The company made profits of almost £297m in 2022, paying its directors up to £6.8m.

Demolitions

Human rights activists say they have evidence of at least 56 separate incidents where JCB machinery has been used in the Occupied Palestinian Territories resulting in human rights violations, mostly between 2011 and 2021.

They include the demolition of 13 residential and 17 agricultural structures in Khirbet Humsah, a small Palestinian community in the northern Jordan Valley, in 2021.

Israeli authorities had already stopped residents from connecting to the energy and water grid, and the community had faced at least five other demolition incidents earlier in the same year. Amnesty International claims that as well as destroying Palestinian buildings in Khirbet Humsah, JCB diggers were also used to demolish water tanks and farming equipment being used by the residents.

The charity says that, on other occasions, JCB machinery was used to uproot 450 olive trees in 2019 and destroy a mosque that was under construction in 2021.

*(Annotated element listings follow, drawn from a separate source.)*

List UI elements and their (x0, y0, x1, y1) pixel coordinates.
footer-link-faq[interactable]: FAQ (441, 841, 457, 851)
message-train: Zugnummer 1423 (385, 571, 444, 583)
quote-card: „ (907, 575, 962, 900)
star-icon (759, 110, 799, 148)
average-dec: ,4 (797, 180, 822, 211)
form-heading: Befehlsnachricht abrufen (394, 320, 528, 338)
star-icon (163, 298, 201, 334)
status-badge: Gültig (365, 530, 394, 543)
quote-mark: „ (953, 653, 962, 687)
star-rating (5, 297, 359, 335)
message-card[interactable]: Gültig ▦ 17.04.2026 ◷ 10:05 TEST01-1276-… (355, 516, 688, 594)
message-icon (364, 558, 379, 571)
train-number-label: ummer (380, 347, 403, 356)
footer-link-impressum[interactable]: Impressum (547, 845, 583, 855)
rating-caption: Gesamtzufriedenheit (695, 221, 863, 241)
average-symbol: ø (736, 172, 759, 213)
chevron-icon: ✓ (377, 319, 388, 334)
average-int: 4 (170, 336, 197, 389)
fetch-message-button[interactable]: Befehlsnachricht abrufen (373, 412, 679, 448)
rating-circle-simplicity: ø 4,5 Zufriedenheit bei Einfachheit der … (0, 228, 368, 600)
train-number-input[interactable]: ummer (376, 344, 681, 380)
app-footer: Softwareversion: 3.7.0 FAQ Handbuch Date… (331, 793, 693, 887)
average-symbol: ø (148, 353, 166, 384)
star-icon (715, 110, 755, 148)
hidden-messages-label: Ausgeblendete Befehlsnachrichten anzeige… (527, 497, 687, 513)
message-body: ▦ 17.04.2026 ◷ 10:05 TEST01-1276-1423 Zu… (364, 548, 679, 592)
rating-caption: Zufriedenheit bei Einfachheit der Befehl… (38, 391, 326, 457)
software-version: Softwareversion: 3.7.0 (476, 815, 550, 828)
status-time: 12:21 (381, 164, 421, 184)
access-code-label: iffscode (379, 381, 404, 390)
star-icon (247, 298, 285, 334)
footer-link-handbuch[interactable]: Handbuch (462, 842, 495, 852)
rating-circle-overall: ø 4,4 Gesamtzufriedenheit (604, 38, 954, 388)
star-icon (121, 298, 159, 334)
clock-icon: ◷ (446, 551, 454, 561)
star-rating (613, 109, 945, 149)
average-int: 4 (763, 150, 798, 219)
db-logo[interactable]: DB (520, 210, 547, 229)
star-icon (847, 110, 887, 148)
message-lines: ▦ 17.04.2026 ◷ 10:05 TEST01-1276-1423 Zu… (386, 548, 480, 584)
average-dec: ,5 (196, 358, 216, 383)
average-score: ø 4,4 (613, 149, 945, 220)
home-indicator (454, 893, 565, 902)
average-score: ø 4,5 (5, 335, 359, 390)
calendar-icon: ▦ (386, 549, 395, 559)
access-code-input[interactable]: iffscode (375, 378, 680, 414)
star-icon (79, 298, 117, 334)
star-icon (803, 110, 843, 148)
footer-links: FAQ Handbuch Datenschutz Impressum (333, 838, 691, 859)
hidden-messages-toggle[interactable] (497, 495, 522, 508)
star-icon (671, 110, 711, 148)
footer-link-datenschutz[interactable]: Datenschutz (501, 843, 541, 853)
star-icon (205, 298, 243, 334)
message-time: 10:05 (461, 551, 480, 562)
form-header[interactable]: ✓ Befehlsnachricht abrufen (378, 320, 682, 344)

Yet criticism of JCB has not affected the company’s relationship with the Conservative Party. In 2022, Boris Johnson even received a donation worth £23,853 from the company’s boss Anthony Bamford and his wife to pay for wedding celebration costs – including a marquee, flowers, waiting staff and an ice cream van.

SNP Chris Stephens MP told openDemocracy: “There are serious questions for Rishi Sunak to answer over why the Tory Party is accepting huge donations from the Bamford family – given their excavator company JCB has allegedly been involved in illegal Israeli settlements in the West Bank.

“In addition to answering questions on these financial links, both the Tories and the Labour Party must stop sitting on their hands and, instead, demand an immediate ceasefire in Gaza before more lives are lost and further tragedy occurs.”

A spokesperson for JCB has previously rejected claims that the company “contributes to, is responsible for, or is otherwise linked in any way to adverse human rights abuses in the Occupied Palestinian Territories either directly or indirectly”. They also rejected claims that JCB has “failed to mitigate or prevent such adverse human rights impacts”.